Watching agents think is going to shift public opinion. We should be ready for more AI scares and changing public beliefs. I have no idea how this is going to play out in the political sphere, but we need to figure this out to have a shot at successful alignment, because
We will be in a multilateral AGI world. Anyone can spawn a dumb AGI and have it either manage their social media, or try to destroy humanity. And over the years, those commercially available AGIs will get smarter. Because defense is harder than offense, it is going to be untenable to indefinitely defend the world against out-of-control AGIs. But
Important parts of alignment and interpretability might be a lot easier than most of us have been thinking. These agents take goals as input, in English. They reason about those goals much as humans do, and this will likely improve with model improvements. This does not solve the outer alignment problem; one existing suggestion is to include a top-level goal of “reducing suffering.” No! No! No!. This also does not solve the alignment stability problem. Starting goals can be misinterpreted or lost to recursive subgoals, and if any type of continued learning is included, behavior will shift over time. It doesn’t even solve the inner alignment problem if recursive training methods create mesa-optimizers in the LLMs. But it also provides incredibly easy interpretability, because these systems think in English.
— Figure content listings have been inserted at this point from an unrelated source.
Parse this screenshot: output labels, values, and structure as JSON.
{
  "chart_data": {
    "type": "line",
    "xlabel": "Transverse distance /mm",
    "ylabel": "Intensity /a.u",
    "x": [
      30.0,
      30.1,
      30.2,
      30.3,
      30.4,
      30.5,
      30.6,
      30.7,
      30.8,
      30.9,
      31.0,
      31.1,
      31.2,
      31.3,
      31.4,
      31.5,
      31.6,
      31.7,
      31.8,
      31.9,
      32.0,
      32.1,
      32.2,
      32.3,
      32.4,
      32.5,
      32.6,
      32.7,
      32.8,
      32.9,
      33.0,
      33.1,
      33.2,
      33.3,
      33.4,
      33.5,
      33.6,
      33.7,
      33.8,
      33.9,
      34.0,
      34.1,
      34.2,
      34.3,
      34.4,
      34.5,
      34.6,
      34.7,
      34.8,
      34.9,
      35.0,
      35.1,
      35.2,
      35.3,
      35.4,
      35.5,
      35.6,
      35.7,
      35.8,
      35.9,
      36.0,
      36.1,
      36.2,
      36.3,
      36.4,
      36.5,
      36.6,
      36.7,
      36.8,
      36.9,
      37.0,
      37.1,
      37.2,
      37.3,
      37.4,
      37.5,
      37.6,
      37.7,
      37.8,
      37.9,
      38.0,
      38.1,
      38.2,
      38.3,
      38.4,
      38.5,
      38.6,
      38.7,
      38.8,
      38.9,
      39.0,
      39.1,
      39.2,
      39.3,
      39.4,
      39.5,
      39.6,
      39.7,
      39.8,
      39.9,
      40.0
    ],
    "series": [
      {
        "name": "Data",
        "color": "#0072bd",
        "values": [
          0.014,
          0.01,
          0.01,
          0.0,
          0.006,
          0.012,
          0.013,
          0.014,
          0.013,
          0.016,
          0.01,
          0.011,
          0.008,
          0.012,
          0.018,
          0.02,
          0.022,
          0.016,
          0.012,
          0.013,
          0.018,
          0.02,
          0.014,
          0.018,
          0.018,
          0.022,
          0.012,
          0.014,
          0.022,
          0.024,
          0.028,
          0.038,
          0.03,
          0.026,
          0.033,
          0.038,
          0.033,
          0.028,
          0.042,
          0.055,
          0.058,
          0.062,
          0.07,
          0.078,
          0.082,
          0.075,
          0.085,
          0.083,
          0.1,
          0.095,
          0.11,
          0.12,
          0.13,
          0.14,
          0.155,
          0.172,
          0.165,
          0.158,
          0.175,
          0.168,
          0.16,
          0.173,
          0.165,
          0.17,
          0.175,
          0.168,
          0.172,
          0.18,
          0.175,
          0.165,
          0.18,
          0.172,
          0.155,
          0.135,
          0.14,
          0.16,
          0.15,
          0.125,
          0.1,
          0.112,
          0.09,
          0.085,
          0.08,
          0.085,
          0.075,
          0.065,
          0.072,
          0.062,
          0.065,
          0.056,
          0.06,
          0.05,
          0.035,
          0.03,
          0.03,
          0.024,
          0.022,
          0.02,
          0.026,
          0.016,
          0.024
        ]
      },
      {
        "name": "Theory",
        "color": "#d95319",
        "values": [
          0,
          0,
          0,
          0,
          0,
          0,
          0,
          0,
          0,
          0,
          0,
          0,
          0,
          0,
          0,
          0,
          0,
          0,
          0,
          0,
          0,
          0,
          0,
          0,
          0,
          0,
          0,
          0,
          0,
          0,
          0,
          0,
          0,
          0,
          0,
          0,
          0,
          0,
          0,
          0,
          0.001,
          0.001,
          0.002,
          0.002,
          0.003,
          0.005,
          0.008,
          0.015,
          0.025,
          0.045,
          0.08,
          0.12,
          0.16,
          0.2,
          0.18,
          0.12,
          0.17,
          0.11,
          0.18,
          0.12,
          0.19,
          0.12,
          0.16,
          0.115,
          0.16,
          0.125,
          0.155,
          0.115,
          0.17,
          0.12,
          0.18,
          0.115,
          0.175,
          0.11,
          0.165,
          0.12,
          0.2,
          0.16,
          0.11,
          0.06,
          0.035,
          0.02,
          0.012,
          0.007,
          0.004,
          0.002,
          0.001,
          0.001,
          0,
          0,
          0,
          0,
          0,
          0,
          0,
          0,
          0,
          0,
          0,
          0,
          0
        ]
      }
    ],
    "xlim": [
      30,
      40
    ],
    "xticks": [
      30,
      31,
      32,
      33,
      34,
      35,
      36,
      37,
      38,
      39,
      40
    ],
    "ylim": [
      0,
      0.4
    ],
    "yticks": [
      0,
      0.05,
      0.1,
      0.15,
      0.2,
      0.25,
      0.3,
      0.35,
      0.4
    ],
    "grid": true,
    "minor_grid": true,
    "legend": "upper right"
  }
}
If I’m right about any reasonable subset of this stuff, this lands us in a terrifying, promising new landscape of alignment issues. We will see good bots and bad bots, and the balance of power will shift. Ultimately I think this leads to the necessity of very strong global monitoring, including breaking all encryption, to prevent hostile AGI behavior. The array of issues is dizzying (I am personally dizzied, and a bit short on sleep from fear and excitement). I would love to hear others’ thoughts.
I’m using a neologism, and a loose definition of agency as things that flexibly pursue goals. That’s similar to this more rigorous definition.